Imagine you are a trucker. You have to build your own truck from parts found in a junk yard. You have to select each piece individually, hoping you can connect everything and have enough power for the equipment needed to keep you and your cargo safe. You need to focus on the time, otherwise other truckers gain advantage over cargo found on the journey. If, when time runs out, your truck isn't put together properly, parts become dislodged and you drive with whatever crew and parts are left around the engine. Imagine leaving with your malformed truck, picking up whatever scraps you can carry, and trying to avoid further damage. Imagine doing all this again, trying to build a more complex truck each time. Also, imagine this is in space.

This is Galaxy trucker, a three (or four) round board game that simulates what the Firefly crew would do if the Serenity was never built.

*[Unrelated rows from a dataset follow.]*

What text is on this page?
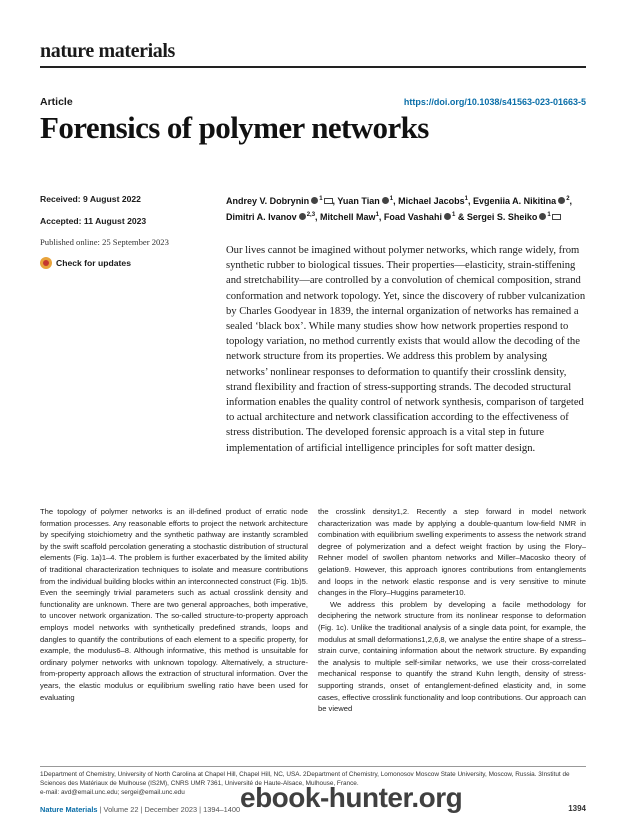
nature materials
Article	https://doi.org/10.1038/s41563-023-01663-5
Forensics of polymer networks
Received: 9 August 2022
Accepted: 11 August 2023
Published online: 25 September 2023
Check for updates
Andrey V. Dobrynin $^1$ , Yuan Tian $^1$, Michael Jacobs$^1$, Evgeniia A. Nikitina $^2$, Dimitri A. Ivanov $^{2,3}$, Mitchell Maw$^1$, Foad Vashahi $^1$ & Sergei S. Sheiko $^1$

Our lives cannot be imagined without polymer networks, which range widely, from synthetic rubber to biological tissues. Their properties—elasticity, strain-stiffening and stretchability—are controlled by a convolution of chemical composition, strand conformation and network topology. Yet, since the discovery of rubber vulcanization by Charles Goodyear in 1839, the internal organization of networks has remained a sealed ‘black box’. While many studies show how network properties respond to topology variation, no method currently exists that would allow the decoding of the network structure from its properties. We address this problem by analysing networks’ nonlinear responses to deformation to quantify their crosslink density, strand flexibility and fraction of stress-supporting strands. The decoded structural information enables the quality control of network synthesis, comparison of targeted to actual architecture and network classification according to the effectiveness of stress distribution. The developed forensic approach is a vital step in future implementation of artificial intelligence principles for soft matter design.

The topology of polymer networks is an ill-defined product of erratic node formation processes. Any reasonable efforts to project the network architecture by specifying stoichiometry and the synthetic pathway are instantly scrambled by the swift scaffold percolation generating a stochastic distribution of structural elements (Fig. 1a)1–4. The problem is further exacerbated by the limited ability of traditional characterization techniques to isolate and measure contributions from the individual building blocks within an interconnected construct (Fig. 1b)5. Even the seemingly trivial parameters such as actual crosslink density and functionality are unknown. There are two general approaches, both imperative, to uncover network organization. The so-called structure-to-property approach employs model networks with synthetically predefined strands, loops and dangles to quantify the contributions of each element to a specific property, for example, the modulus6–8. Although informative, this method is unsuitable for ordinary polymer networks with unknown topology. Alternatively, a structure-from-property approach allows the extraction of structural information. Over the years, the elastic modulus or equilibrium swelling ratio have been used for evaluating

the crosslink density1,2. Recently a step forward in model network characterization was made by applying a double-quantum low-field NMR in combination with equilibrium swelling experiments to assess the network strand degree of polymerization and a defect weight fraction by using the Flory–Rehner model of swollen phantom networks and Miller–Macosko theory of gelation9. However, this approach ignores contributions from entanglements and loops in the network elastic response and is very sensitive to minute changes in the Flory–Huggins parameter10.

We address this problem by developing a facile methodology for deciphering the network structure from its nonlinear response to deformation (Fig. 1c). Unlike the traditional analysis of a single data point, for example, the modulus at small deformations1,2,6,8, we analyse the entire shape of a stress–strain curve, containing information about the network structure. By expanding the analysis to multiple self-similar networks, we use their cross-correlated mechanical response to quantify the strand Kuhn length, density of stress-supporting strands, onset of entanglement-defined elasticity and, in some cases, effective crosslink functionality and loop contributions. Our approach can be viewed

1Department of Chemistry, University of North Carolina at Chapel Hill, Chapel Hill, NC, USA. 2Department of Chemistry, Lomonosov Moscow State University, Moscow, Russia. 3Institut de Sciences des Matériaux de Mulhouse (IS2M), CNRS UMR 7361, Université de Haute-Alsace, Mulhouse, France.
e-mail: avd@email.unc.edu; sergei@email.unc.edu	ebook-hunter.org
Nature Materials | Volume 22 | December 2023 | 1394–1400	1394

Each round has two parts: the building phase and the launch phase. The building phase is the funniest part of the game, because this is the phase that determines how horrible of time you will have flying your ship.  Players have to build the truck on a space ship board using face-down tiles, turning tiles up one at a time. Anything placed on your ship's board cannot be moved. There are rules regarding how to place the tiles together, so you can't just grab a bunch of titles, slap then down, and declare you're done. You have to think about the construction and logistics of everything. The game will penalize you for placing lasers that are facing other parts of the ship, placing the engines backwards, or not placing life support on alien cabins. The building phase is also timed, which is used to determine which player goes first. It also is used to create so much tension that you forget about little things like engine placement and life support. If you have two tiles connected by incompatible receptacles, they become detached at the end of the building phase. If your imaginations are good enough, you can actually picture your friend's truck launching, breaking in half, and flying around with whatever parts are attached to their pilot's cabin.

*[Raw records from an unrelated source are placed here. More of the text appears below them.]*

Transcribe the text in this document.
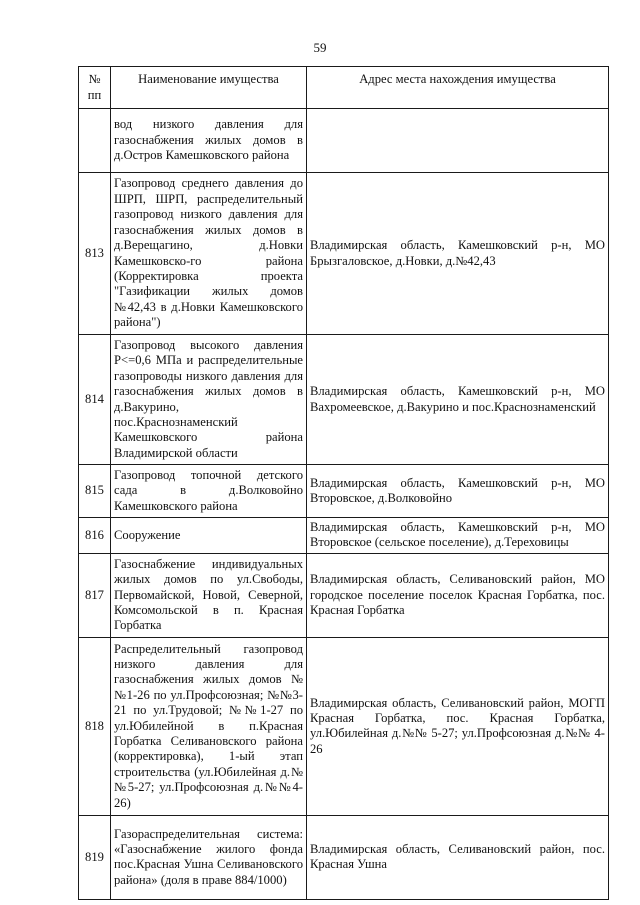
59
№
пп	Наименование имущества	Адрес места нахождения имущества
	вод низкого давления для газоснабжения жилых домов в д.Остров Камешковского района	
813	Газопровод среднего давления до ШРП, ШРП, распределительный газопровод низкого давления для газоснабжения жилых домов в д.Верещагино, д.Новки Камешковско-го района (Корректировка проекта "Газификации жилых домов №42,43 в д.Новки Камешковского района")	Владимирская область, Камешковский р-н, МО Брызгаловское, д.Новки, д.№42,43
814	Газопровод высокого давления P<=0,6 МПа и распределительные газопроводы низкого давления для газоснабжения жилых домов в д.Вакурино, пос.Краснознаменский Камешковского района Владимирской области	Владимирская область, Камешковский р-н, МО Вахромеевское, д.Вакурино и пос.Краснознаменский
815	Газопровод топочной детского сада в д.Волковойно Камешковского района	Владимирская область, Камешковский р-н, МО Второвское, д.Волковойно
816	Сооружение	Владимирская область, Камешковский р-н, МО Второвское (сельское поселение), д.Тереховицы
817	Газоснабжение индивидуальных жилых домов по ул.Свободы, Первомайской, Новой, Северной, Комсомольской в п. Красная Горбатка	Владимирская область, Селивановский район, МО городское поселение поселок Красная Горбатка, пос. Красная Горбатка
818	Распределительный газопровод низкого давления для газоснабжения жилых домов №№1-26 по ул.Профсоюзная; №№3-21 по ул.Трудовой; №№1-27 по ул.Юбилейной в п.Красная Горбатка Селивановского района (корректировка), 1-ый этап строительства (ул.Юбилейная д.№№5-27; ул.Профсоюзная д.№№4-26)	Владимирская область, Селивановский район, МОГП Красная Горбатка, пос. Красная Горбатка, ул.Юбилейная д.№№ 5-27; ул.Профсоюзная д.№№ 4-26
819	Газораспределительная система: «Газоснабжение жилого фонда пос.Красная Ушна Селивановского района» (доля в праве 884/1000)	Владимирская область, Селивановский район, пос. Красная Ушна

Assuming everyone has a monstrosity of a truck built, the next part is the launch phase. This is when action cards are revealed, allowing players to acquire cargo, fight space pirates, and wonder Open Space. Gaining cargo gives you "cosmic credits" at the end of the game, i.e. money. Oh, this is also when your truck gets blasted with lasers and meteors and can fall apart even more. The more open contacts your truck has from damage (or design), the less money you get at the end of the game. The game has a track built to monitor which player is flying in first, second, third place: this gives players who lead in flight to have a bigger end-of-round bonus. There are ways to change the order on the track, such as having enough engines to move through Open Space. All the events after launching are all affected by the choices made during the building phase.

So what is the point to all this?

Addressing the terms of victory, rule book states the following: "The game ends after Round 3, once all the rewards have been collected and all the penalties paid. Add up all your cosmic credits. If that number is one of more, you win!" This is a beautiful thing. You can brag about having the most intact ship or having the most crew members unharmed; but at the end of the game, all that matters is that you made something. Also, if you really want to enjoy the game to its fullest, read the rule book. It's full of tongue-in-cheek dialogue and will give you a good chuckle.

Game Night Picks Scores (look at the previous post for details)

Difficulty: Moderate

Time: The game says it takes about an hour, but playing it the first time might take longer.

Sobriety Check Point: This game is best played sober, but it's funny to see at least one person struggle at the building phase after a few drinks. My advice is to start the night easy, maybe pour drinks after you read the rules.

Friendship Integrity: Solid. No one is going to get upset with each other because everyone's ship falls apart,

Overall thoughts: play this game. It's too creative and too funny to pass up. Have fun playing, and as Jack Burton said, "Go off to rule the universe beyond the grave... or check into a psycho ward, which ever comes first!"